Public discourse shows confident assertions of simple solutions while failing to persuade those who disagree. Confidence with implied certainty provokes backlash by appearing patronizing, oversimplified, and confirmation-biased. Certainty suppresses doubt and undermines learning; self-deception arises from suppressing doubt and fails to persuade. Persuasion requires positive regard and respectful engagement; accusations, criticism, labeling, and disrespect produce defensiveness. A feedback loop of entitlement and frustration arises from perceived rights to control others' thoughts, generating resentment and anger that further reduce persuasive possibilities and intensify the cycle.
Virtually all of my clients over the years have shown a strong desire to persuade others that they're right, moral, and worthy of admiration, or at least acceptance. Their usual explanations of why persuasion is important are: Achieving goals and implementing ideas Building relationships and social support Influencing decisions and actions Resolving conflict and driving change. How often does any of that happen in our polarized world?
Public discourse these days is marked by great confidence about simple solutions to complex problems. Yet no one seems able to persuade anyone who doesn't already agree with them. That's because confidence with implied certainty is more likely to inspire contradicting responses, if not backlash. Confidence can easily come off as patronizing or condescending. It's usually nested in oversimplification and confirmation bias.

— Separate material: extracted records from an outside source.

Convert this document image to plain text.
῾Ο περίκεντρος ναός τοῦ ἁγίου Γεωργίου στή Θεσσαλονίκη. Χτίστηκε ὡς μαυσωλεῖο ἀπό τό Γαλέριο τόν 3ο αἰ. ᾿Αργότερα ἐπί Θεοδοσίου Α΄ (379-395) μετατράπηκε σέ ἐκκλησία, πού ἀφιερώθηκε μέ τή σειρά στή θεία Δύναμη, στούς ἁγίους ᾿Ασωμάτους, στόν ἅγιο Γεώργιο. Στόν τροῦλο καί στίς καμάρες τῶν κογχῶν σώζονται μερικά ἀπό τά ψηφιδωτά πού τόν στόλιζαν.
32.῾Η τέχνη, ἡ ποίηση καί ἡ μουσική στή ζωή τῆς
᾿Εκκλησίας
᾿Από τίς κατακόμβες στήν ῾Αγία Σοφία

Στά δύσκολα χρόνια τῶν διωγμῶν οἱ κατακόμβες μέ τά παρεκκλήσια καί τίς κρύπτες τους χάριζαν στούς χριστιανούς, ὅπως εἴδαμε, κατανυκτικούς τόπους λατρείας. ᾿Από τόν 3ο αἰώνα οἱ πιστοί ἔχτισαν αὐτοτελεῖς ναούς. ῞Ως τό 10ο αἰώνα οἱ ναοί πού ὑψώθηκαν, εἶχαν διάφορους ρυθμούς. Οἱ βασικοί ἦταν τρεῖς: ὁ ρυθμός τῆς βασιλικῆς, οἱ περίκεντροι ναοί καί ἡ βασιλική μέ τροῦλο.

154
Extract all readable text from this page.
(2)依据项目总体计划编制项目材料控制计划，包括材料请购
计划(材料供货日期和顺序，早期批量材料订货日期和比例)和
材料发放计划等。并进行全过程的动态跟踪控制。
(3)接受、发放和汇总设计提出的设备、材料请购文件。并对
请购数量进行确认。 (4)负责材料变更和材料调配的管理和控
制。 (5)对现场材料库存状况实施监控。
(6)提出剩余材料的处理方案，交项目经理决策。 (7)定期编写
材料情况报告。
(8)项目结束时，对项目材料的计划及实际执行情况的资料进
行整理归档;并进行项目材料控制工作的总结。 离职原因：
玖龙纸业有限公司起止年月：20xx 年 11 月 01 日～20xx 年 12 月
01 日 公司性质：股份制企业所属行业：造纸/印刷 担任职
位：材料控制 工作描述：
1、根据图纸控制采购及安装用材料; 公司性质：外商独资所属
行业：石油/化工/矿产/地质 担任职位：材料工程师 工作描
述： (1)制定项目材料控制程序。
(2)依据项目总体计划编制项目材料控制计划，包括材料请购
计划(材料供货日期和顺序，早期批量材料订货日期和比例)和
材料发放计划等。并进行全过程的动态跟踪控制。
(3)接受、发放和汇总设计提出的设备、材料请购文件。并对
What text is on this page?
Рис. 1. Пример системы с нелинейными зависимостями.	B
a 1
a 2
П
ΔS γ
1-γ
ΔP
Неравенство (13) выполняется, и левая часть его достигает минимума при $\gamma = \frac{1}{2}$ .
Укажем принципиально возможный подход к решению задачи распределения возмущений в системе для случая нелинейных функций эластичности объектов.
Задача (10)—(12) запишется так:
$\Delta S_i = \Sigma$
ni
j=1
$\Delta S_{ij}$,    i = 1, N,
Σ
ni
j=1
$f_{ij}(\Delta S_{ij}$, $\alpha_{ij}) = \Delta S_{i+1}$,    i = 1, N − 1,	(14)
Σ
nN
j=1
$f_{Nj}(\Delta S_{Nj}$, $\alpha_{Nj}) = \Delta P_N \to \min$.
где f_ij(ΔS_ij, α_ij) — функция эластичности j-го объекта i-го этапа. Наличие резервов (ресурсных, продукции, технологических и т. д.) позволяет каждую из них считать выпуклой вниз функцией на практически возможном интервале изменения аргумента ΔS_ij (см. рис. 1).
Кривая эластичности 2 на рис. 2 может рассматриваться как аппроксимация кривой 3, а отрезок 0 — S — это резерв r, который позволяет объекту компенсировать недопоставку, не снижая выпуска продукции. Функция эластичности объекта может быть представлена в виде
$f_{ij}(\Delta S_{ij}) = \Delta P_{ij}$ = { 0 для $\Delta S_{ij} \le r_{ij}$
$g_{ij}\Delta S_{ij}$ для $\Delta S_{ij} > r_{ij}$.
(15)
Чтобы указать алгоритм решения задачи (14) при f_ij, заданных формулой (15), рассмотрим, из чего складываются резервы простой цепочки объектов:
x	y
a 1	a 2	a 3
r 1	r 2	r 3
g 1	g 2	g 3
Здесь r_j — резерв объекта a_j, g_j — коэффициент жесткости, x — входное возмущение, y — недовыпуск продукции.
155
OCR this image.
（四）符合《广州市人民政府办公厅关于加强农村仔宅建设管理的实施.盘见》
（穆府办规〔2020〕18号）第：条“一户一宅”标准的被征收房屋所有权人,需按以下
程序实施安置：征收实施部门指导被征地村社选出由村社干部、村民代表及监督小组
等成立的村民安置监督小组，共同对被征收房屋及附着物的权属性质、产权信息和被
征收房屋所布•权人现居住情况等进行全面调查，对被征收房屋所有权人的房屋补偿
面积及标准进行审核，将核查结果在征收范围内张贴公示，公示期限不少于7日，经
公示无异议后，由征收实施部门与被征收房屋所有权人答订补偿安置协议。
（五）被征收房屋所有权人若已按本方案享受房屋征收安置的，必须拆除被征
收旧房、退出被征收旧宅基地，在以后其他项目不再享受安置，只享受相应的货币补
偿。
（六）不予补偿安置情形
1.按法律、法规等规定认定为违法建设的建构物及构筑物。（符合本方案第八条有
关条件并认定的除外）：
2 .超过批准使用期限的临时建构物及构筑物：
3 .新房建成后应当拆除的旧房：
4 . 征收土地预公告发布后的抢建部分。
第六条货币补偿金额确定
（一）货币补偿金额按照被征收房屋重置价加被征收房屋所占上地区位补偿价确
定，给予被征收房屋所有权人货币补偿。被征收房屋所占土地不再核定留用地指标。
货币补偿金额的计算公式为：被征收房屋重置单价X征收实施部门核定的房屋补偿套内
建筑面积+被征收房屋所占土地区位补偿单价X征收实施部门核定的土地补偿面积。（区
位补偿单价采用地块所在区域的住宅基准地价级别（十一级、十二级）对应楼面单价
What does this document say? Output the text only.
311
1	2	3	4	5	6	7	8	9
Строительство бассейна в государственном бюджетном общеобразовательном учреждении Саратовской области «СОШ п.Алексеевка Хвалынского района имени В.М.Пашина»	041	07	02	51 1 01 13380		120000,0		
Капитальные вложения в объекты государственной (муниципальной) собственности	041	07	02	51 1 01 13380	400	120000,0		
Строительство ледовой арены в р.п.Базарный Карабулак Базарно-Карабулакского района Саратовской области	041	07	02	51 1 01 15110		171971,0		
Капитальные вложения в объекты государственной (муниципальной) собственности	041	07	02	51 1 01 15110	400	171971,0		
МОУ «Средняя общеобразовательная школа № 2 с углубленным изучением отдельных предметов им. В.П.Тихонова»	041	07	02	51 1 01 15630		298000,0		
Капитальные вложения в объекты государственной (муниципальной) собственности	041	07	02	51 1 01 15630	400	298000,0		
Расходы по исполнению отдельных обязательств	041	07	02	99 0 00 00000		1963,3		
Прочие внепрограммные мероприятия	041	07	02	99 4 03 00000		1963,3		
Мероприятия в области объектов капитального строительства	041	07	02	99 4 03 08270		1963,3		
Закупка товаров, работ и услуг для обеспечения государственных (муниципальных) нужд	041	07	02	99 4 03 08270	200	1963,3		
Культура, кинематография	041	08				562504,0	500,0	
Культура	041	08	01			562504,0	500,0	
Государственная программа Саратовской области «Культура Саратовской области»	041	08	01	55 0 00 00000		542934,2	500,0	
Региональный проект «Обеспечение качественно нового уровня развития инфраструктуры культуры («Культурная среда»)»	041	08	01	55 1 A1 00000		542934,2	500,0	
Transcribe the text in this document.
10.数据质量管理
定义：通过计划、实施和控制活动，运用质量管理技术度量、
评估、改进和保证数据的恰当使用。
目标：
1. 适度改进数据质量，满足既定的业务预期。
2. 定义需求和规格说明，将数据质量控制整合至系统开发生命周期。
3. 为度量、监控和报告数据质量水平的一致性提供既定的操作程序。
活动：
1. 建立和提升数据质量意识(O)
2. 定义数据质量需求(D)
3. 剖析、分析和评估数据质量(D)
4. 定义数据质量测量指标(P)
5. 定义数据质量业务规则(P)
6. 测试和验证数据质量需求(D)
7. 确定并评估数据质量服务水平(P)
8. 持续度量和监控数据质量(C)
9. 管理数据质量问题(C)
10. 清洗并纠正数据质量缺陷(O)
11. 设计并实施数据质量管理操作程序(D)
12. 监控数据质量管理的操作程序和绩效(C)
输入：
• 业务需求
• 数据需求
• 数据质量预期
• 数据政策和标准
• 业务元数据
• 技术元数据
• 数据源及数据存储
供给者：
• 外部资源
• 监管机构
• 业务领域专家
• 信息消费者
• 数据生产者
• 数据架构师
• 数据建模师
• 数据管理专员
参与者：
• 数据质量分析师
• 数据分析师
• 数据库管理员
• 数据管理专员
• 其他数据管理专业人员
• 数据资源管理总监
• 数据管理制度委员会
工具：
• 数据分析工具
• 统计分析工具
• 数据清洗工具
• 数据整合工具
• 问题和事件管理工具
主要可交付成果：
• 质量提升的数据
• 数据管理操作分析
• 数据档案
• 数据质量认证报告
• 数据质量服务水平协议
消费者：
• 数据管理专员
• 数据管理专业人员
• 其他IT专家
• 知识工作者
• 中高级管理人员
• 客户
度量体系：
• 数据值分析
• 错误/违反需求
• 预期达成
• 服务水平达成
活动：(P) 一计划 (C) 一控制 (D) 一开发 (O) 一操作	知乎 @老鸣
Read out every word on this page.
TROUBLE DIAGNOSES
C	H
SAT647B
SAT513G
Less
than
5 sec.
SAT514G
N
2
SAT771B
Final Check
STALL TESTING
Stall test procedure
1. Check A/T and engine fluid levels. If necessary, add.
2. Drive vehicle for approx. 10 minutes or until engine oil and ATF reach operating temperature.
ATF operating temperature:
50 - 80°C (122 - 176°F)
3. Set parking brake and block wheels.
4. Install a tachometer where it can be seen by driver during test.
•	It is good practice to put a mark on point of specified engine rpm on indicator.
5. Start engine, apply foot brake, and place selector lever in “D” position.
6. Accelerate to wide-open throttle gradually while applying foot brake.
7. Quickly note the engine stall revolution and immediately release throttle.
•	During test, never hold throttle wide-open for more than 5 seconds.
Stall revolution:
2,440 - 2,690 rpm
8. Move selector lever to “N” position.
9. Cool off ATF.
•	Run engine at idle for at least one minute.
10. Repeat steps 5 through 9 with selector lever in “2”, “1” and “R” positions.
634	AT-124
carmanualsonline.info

Feelings of certainty are the enemy of learning because everything we know highlights what we don't know. Knowing is an absence of doubt. Self-deception is the suppression of doubt. Self-deception is unlikely to persuade anyone. Persuasion occurs only with positive regard. You'll never convince people that you're right by making them defensive through accusations, criticism, negative characterizations, labelling, name-calling, or other forms of disrespect. Those behaviors are more autobiographical than revealing descriptions of others; that is, they're laden with projections and biases.